The DDC also offers services at the Ralph H. Johnson Department of Veteran Affairs Medical Center (VAMC) and Charleston Memorial Hospital.

Leadership

Photo of Dr. Mark Payne
Dr. Mark Payne

The Digestive Disease Center's medical operations are co-directed by Drs. Mark Payne and David Adams, whom have a combined 60+ years of experience in G.I. medicine and G.I. surgery.

K. Mark Payne, MD, who is also the Director of the Division of Gastroenterology and Hepatology at MUSC, is a member of several organizations, including: the American Gastroenterological Association; the American Society of Gastrointestinal Endoscopy; and, the American College of Gastroenterology. His clinical interests include advanced endoscopy, pancreatobiliary endoscopy, hepatology and clinical service management and administration.

Photo of Dr. David Adams
Dr. David Adams

David B. Adams, MD FACS is currently Head, Section of Gastrointestinal and Laparoscopic Surgery, as well as Course Director of the MUSC Annual Postgraduate Course in Surgery and a Professor of Surgery. He has previously served at MUSC as Medical Director, One West Trauma Center, and Program Director in the General Surgery Residency training program. Dr. Adams has a special interest in the surgical management of chronic pancreatitis.

Education

The MUSC Digestive Disease Center has developed an Endoscopy Learning Center, pulling together the talent of faculty, trainees and staff from the Divisions of Gastroenterology & Hepatology, Surgery, and Radiology, as well as other specialists dealing with patient care, research and education in digestive diseases.

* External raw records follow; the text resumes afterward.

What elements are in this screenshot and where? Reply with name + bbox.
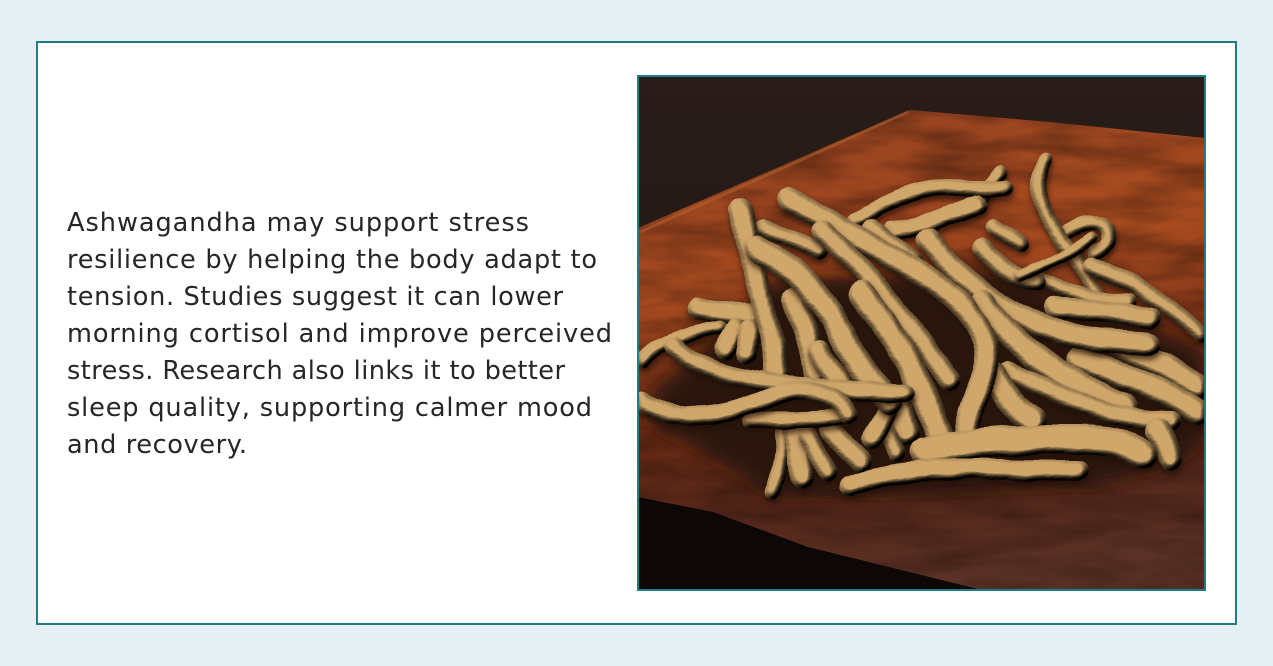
photo frame [638,76,1205,590]
text block: ashwagandha description: sleep quality, supporting calmer mood [67,393,592,423]
dark background [639,77,1204,228]
text block: ashwagandha description: and recovery. [67,430,247,460]
black base under the board [639,498,976,589]
board warm glow and grain [639,110,1204,589]
photo: ashwagandha roots on a wooden board [639,77,1204,589]
roots pile [642,160,1200,492]
wooden board top [638,110,1205,590]
text block: ashwagandha description: Ashwagandha may support stress [67,208,529,238]
text block: ashwagandha description [67,208,612,460]
text block: ashwagandha description: stress. Research also links it to better [67,356,565,386]
board highlighted edge [640,112,908,232]
pile shadow [650,270,1205,495]
text block: ashwagandha description: morning cortisol and improve perceived [67,319,612,349]
text block: ashwagandha description: resilience by helping the body adapt to [67,245,597,275]
text block: ashwagandha description: tension. Studies suggest it can lower [67,282,563,312]
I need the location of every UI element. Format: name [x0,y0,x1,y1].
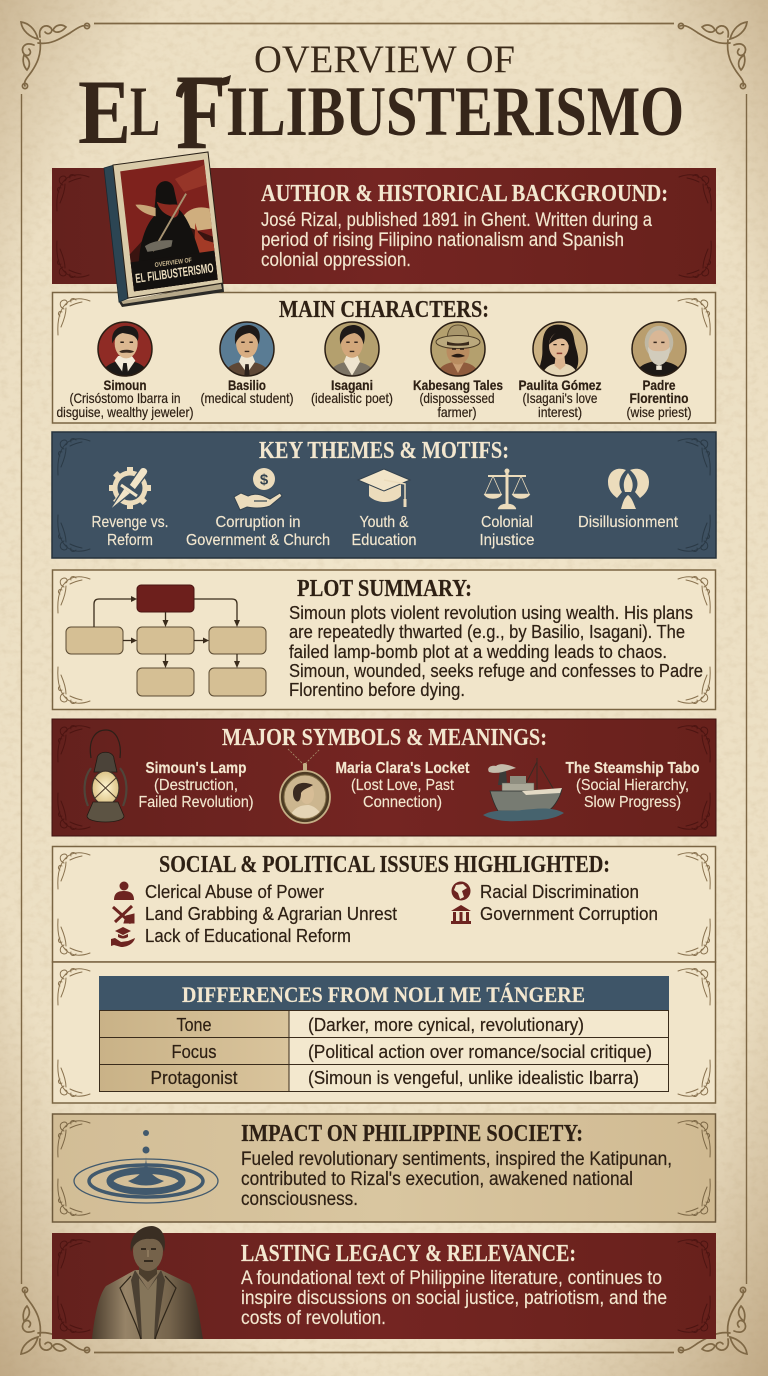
panel: lasting legacy and relevance [52,1226,716,1339]
issue: government corruption [451,904,658,924]
caption: (Destruction, [154,777,238,794]
icon: lantern [85,730,126,822]
character: Basilio [200,322,294,406]
name and role: disguise, wealthy jeweler) [56,404,194,420]
issue: land grabbing [113,904,397,924]
row: tone: (Darker, more cynical, revolutionary) [308,1015,584,1035]
name and role: Basilio [228,377,266,393]
heading: SOCIAL & POLITICAL ISSUES HIGHLIGHTED: [159,852,610,878]
label [92,514,168,549]
name and role: (dispossessed [420,390,494,406]
title line one: OVERVIEW OF [254,38,515,81]
icon: crossed tools [113,906,134,923]
issue: clerical abuse [114,882,324,902]
character: Isagani [311,322,393,406]
character: Padre Florentino [626,322,692,420]
icon: book cover: OVERVIEW OF [154,257,192,269]
label: Colonial [481,514,533,531]
character: Simoun [56,322,194,420]
body text: are repeatedly thwarted (e.g., by Basilio, Isagani). The [289,622,685,642]
portrait: Padre Florentino [632,322,686,382]
name and role: farmer) [438,404,476,420]
name and role: Paulita Gómez [518,377,602,393]
panel: key themes and motifs [52,432,716,558]
heading: MAIN CHARACTERS: [279,297,489,323]
caption: Maria Clara's Locket [336,760,470,777]
icon: hand holding coin [234,468,282,510]
body text: period of rising Filipino nationalism and Spanish [261,230,624,251]
name and role [200,377,294,406]
name and role [311,377,393,406]
label: Clerical Abuse of Power [145,882,324,902]
portrait: Kabesang Tales [431,322,485,379]
symbol: Maria Clara's locket [280,749,470,823]
row: protagonist: (Simoun is vengeful, unlike idealistic Ibarra) [308,1068,639,1088]
row: tone [176,1015,584,1035]
body text: Simoun plots violent revolution using wealth. His plans [289,603,693,623]
title line two [78,53,684,172]
name and role [518,377,602,420]
icon: cleric [114,882,134,900]
icon: globe [452,882,470,900]
label: Injustice [480,532,535,549]
body text [241,1149,672,1210]
row: focus: Focus [172,1042,216,1062]
icon: locket [280,749,330,823]
portrait: Basilio [220,322,274,382]
body text: José Rizal, published 1891 in Ghent. Written during a [261,210,652,231]
heading: PLOT SUMMARY: [297,576,472,602]
name and role: interest) [538,404,582,420]
icon: gear and dagger [109,467,151,511]
body text [241,1268,667,1329]
issue: racial discrimination [452,882,639,902]
panel: major symbols and meanings [52,719,716,836]
name and role: (idealistic poet) [311,390,393,406]
panel: author and historical background [52,168,716,284]
heading: IMPACT ON PHILIPPINE SOCIETY: [241,1121,583,1147]
body text: Simoun, wounded, seeks refuge and confesses to Padre [289,661,703,681]
caption [336,760,470,811]
icon: government building [451,905,471,924]
body text: Florentino before dying. [289,680,465,700]
name and role: (Crisóstomo Ibarra in [70,390,180,406]
body text [289,603,703,700]
caption [138,760,254,811]
name and role: Isagani [331,377,373,393]
label: Disillusionment [578,514,679,531]
row: protagonist: Protagonist [150,1068,238,1088]
icon: scales of justice [484,469,530,509]
row: focus [172,1042,652,1062]
caption: The Steamship Tabo [566,760,700,777]
caption: (Lost Love, Past [351,777,454,794]
label [186,514,330,549]
body text: costs of revolution. [241,1308,386,1329]
label: Government Corruption [480,904,658,924]
issue: educational reform [111,926,351,947]
body text: contributed to Rizal's execution, awakened national [241,1169,633,1190]
label: Reform [107,532,153,549]
portrait: Paulita Gómez [533,322,587,382]
label [352,514,416,549]
name and role: Florentino [630,390,688,406]
caption: Connection) [363,794,442,811]
heading: MAJOR SYMBOLS & MEANINGS: [222,725,547,751]
panel: plot summary [52,570,716,710]
label: Government & Church [186,532,330,549]
label: Land Grabbing & Agrarian Unrest [145,904,397,924]
comparison table [99,976,669,1092]
label: Lack of Educational Reform [145,926,351,946]
name and role: Kabesang Tales [413,377,503,393]
title [78,38,684,172]
icon: hand and cap [111,927,135,947]
caption: Failed Revolution) [138,794,254,811]
icon: book cover: EL FILIBUSTERISMO [135,261,214,286]
theme: disillusionment [578,469,679,531]
name and role [413,377,503,420]
name and role [56,377,194,420]
body text: A foundational text of Philippine literature, continues to [241,1268,662,1289]
icon: graduation cap [358,469,410,507]
character: Paulita Gómez [518,322,602,420]
icon: split faces [608,469,649,509]
label [480,514,535,549]
label: Youth & [360,514,409,531]
row: tone: Tone [176,1015,212,1035]
icon: book cover [104,152,224,307]
title line two: L [130,73,160,151]
label: Corruption in [216,514,300,531]
label: Education [352,532,416,549]
row: focus: (Political action over romance/social critique) [308,1042,652,1062]
panel: main characters [52,292,716,423]
name and role: Padre [642,377,676,393]
body text [261,210,652,271]
panel: social and political issues [52,846,716,962]
title line two: F [176,53,226,172]
row: protagonist [150,1068,639,1088]
label: Revenge vs. [92,514,168,531]
icon: Rizal statue [92,1226,203,1339]
portrait: Simoun [98,322,152,382]
character: Kabesang Tales [413,322,503,420]
flowchart [66,585,266,696]
label: Racial Discrimination [480,882,639,902]
body text: failed lamp-bomb plot at a wedding leads to chaos. [289,642,667,662]
body text: inspire discussions on social justice, patriotism, and the [241,1288,667,1309]
icon: hand holding coin: $ [260,472,269,488]
title line two: E [78,61,131,163]
theme: colonial injustice [480,469,535,549]
body text: Fueled revolutionary sentiments, inspired the Katipunan, [241,1149,672,1170]
heading: LASTING LEGACY & RELEVANCE: [241,1241,576,1267]
caption: (Social Hierarchy, [576,777,689,794]
name and role: Simoun [104,377,146,393]
theme: youth and education [352,469,416,549]
name and role: (Isagani's love [522,390,598,406]
panel: impact on Philippine society [52,1114,716,1222]
caption: Slow Progress) [584,794,681,811]
heading: KEY THEMES & MOTIFS: [259,438,509,464]
symbol: steamship Tabo [483,758,700,821]
theme: revenge vs reform [92,467,168,549]
body text: colonial oppression. [261,250,411,271]
name and role: (medical student) [200,390,294,406]
panel: differences from Noli Me Tangere [52,962,716,1103]
icon: water ripple [74,1130,218,1203]
heading: AUTHOR & HISTORICAL BACKGROUND: [261,181,668,207]
portrait: Isagani [325,322,379,382]
table header: DIFFERENCES FROM NOLI ME TÁNGERE [182,982,585,1007]
name and role [626,377,692,420]
name and role: (wise priest) [626,404,692,420]
body text: consciousness. [241,1189,358,1210]
theme: corruption [186,468,330,549]
caption: Simoun's Lamp [146,760,247,777]
caption [566,760,700,811]
symbol: Simoun's lamp [85,730,254,822]
icon: steamship [483,758,564,821]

These multidisciplinary resources provide a broad education perspective. We offer a standard standard three-year fellowship program, focused advanced training fourth-year programs, and short-term attachments (for observation).

Research Trials

A clinical trial is a research study involving human volunteers to help answer specific health questions. Carefully conducted clinical trials are the fastest and safest way to find treatments that work in people and ways to improve health.

Participants in clinical trials can play a more active role in their own health care, gain access to new research treatments before they are widely available, and help others by contributing to medical research.

DDC Research efforts are managed by the Digestive Disease Research Center and is supported by the DDC/GI clinic, endoscopy staff and physicians.